The Government has given Valneva — whose vaccine is understood to be in the preclinical stages of development — an undisclosed amount of money to expand its factory in Livingston, Scotland. 

While the Government revealed a 60million dose deal on July 20, the company said it had reached agreement in principle with the UK government to provide up to 100million doses. 

Valneva’s jab is an inactivated whole virus vaccine, meaning it injects a damaged version of the coronavirus itself into the body.

The virus has been destroyed in a way that makes it unable to cause infection, but the body still recognises it as a dangerous intruder and therefore mounts an immune response which it can remember in case of a real Covid-19 infection. 

5. Janssen (Johnson & Johnson): 30million

The Government has agreed to buy 30million doses of a vaccine made by Janssen if it works.

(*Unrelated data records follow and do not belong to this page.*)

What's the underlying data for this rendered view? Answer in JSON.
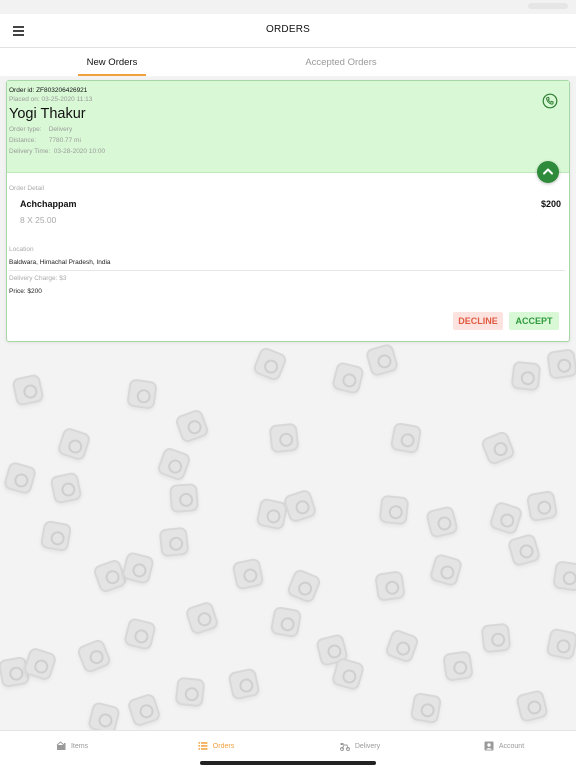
{
  "header": {
    "title": "ORDERS"
  },
  "tabs": [
    {
      "label": "New Orders",
      "active": true
    },
    {
      "label": "Accepted Orders",
      "active": false
    }
  ],
  "order": {
    "order_id_line": "Order id:  ZF803206426921",
    "placed_on_line": "Placed on: 03-25-2020 11:13",
    "customer_name": "Yogi Thakur",
    "order_type_line": "Order type:    Delivery",
    "distance_line": "Distance:       7780.77 mi",
    "delivery_time_line": "Delivery Time:  03-28-2020 10:00",
    "detail_label": "Order Detail",
    "items": [
      {
        "name": "Achchappam",
        "qty": "8 X 25.00",
        "price": "$200"
      }
    ],
    "location_label": "Location",
    "location_value": "Baldwara, Himachal Pradesh, India",
    "delivery_charge_line": "Delivery Charge: $3",
    "price_line": "Price: $200",
    "decline_label": "DECLINE",
    "accept_label": "ACCEPT"
  },
  "bottom_nav": [
    {
      "label": "Items",
      "icon": "items-icon",
      "active": false
    },
    {
      "label": "Orders",
      "icon": "orders-icon",
      "active": true
    },
    {
      "label": "Delivery",
      "icon": "delivery-icon",
      "active": false
    },
    {
      "label": "Account",
      "icon": "account-icon",
      "active": false
    }
  ],
  "colors": {
    "accent": "#f0a03c",
    "card_header": "#d9f9d6",
    "accept_green": "#2f9a3e",
    "decline_red": "#e05a40",
    "collapse_button": "#2e8b3c"
  }
}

Officials have agreed to help the company in its development of the jab by part-funding a global clinical trial. The first in-human trials of Janssen’s jab began in mid-July and are being done on adults over the age of 18 in the US and Belgium.

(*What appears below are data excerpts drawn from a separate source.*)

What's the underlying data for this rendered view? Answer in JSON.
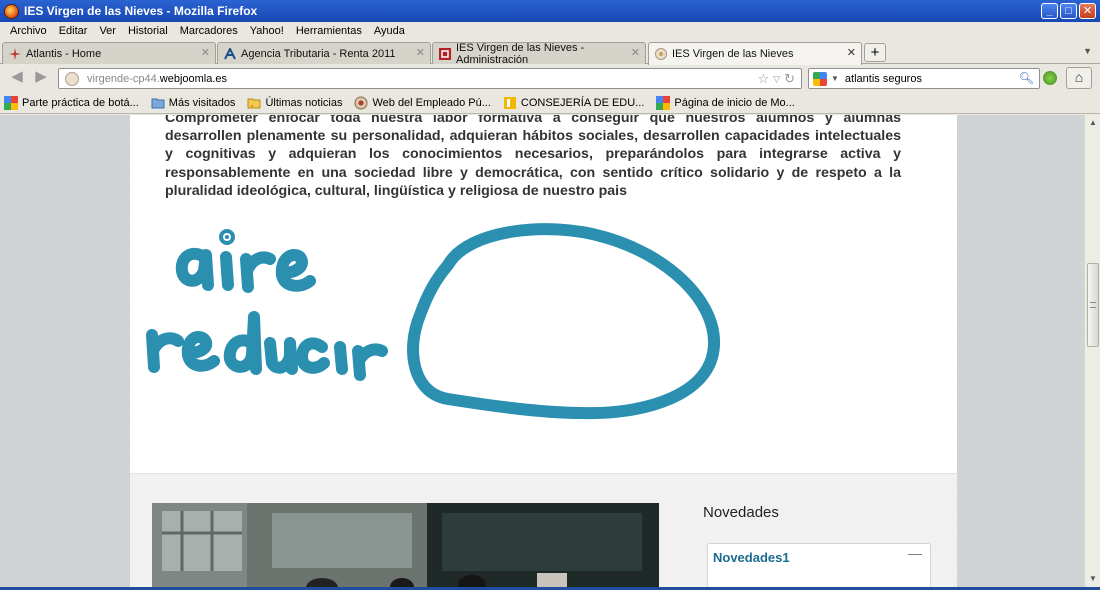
{
  "window": {
    "title": "IES Virgen de las Nieves - Mozilla Firefox"
  },
  "menu": [
    "Archivo",
    "Editar",
    "Ver",
    "Historial",
    "Marcadores",
    "Yahoo!",
    "Herramientas",
    "Ayuda"
  ],
  "tabs": [
    {
      "label": "Atlantis - Home",
      "icon": "atlantis-icon"
    },
    {
      "label": "Agencia Tributaria - Renta 2011",
      "icon": "agencia-tributaria-icon"
    },
    {
      "label": "IES Virgen de las Nieves - Administración",
      "icon": "joomla-icon"
    },
    {
      "label": "IES Virgen de las Nieves",
      "icon": "site-icon",
      "active": true
    }
  ],
  "address": {
    "prefix": "virgende-cp44.",
    "domain": "webjoomla.es"
  },
  "search": {
    "value": "atlantis seguros"
  },
  "bookmarks": [
    {
      "label": "Parte práctica de botá...",
      "icon": "google-icon"
    },
    {
      "label": "Más visitados",
      "icon": "folder-icon"
    },
    {
      "label": "Últimas noticias",
      "icon": "rss-folder-icon"
    },
    {
      "label": "Web del Empleado Pú...",
      "icon": "web-icon"
    },
    {
      "label": "CONSEJERÍA DE EDU...",
      "icon": "consejeria-icon"
    },
    {
      "label": "Página de inicio de Mo...",
      "icon": "google-icon"
    }
  ],
  "content": {
    "paragraph": "Comprometer enfocar toda nuestra labor formativa a conseguir que nuestros alumnos y alumnas desarrollen plenamente su personalidad, adquieran hábitos sociales, desarrollen capacidades intelectuales y cognitivas y adquieran los conocimientos necesarios, preparándolos para integrarse activa y responsablemente en una sociedad libre y democrática, con sentido crítico solidario y de respeto a la pluralidad ideológica, cultural, lingüística y religiosa de nuestro pais",
    "handwriting": {
      "line1": "aire",
      "line2": "reducir",
      "color": "#2b8fb0"
    },
    "news_heading": "Novedades",
    "module_title": "Novedades1",
    "module_collapse": "—"
  },
  "colors": {
    "titlebar": "#2a63d2",
    "link": "#1b6c8e",
    "ink": "#2b8fb0"
  }
}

The jab is named Ad26.COV2-S, recombinant, and is a type of jab called a viral vector recombinant vaccine.

Proteins that appear on the outside of the coronavirus are reproduced in a lab and then injected into the body to stimulate an immune reaction.

The ‘Ad’ part of the vaccine’s name means it works using an adenovirus – a virus best known for causing the common cold – as a vehicle to transport the coronavirus genetics into the body.

6. Novavax: 60million

Britain has ordered 60million doses of a vaccine being developed by the US-based company Novavax. It will help to fund late-stage clinical trials in the UK and also boost plans to manufacture the vaccine in Britain.

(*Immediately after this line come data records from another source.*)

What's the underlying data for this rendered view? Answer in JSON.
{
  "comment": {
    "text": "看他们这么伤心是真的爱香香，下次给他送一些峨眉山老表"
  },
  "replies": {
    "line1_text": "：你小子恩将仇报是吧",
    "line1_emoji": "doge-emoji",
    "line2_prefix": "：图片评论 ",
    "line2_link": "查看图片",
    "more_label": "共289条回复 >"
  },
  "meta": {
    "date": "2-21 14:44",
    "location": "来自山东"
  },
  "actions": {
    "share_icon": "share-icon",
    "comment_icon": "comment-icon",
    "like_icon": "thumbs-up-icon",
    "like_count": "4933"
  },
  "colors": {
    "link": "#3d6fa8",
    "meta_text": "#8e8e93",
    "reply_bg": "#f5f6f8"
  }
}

Novavax’s jab, named NVX-CoV2373, showed positive results in early clinical trials.

It produced an immune response in 100 per cent of people who received it, the company said, and was safe and ‘generally well-tolerated’. 

Novavax’s candidate is also a recombinant vaccine and transports the spike proteins found on the outside of the coronavirus into the body in order to provoke the immune system. 

7. Imperial College London: Unknown quantity

Imperial College London scientists are working on Britain’s second home-grown hope for a jab. The candidate is slightly behind Oxford’s vaccine in terms of its progress through clinical trials, but is still a major player.

The UK Government is understood to have agreed to buy the vaccine if it works but details of a deal have not yet been publicised. 

Imperial’s jab is currently in second-phase human trials after early tests showed it appeared to be safe. 

Imperial College London will try to deliver genetic material (RNA) from the coronavirus which programs cells inside the patient’s body to recreate the spike proteins. It will transport the RNA inside liquid droplets injected into the bloodstream.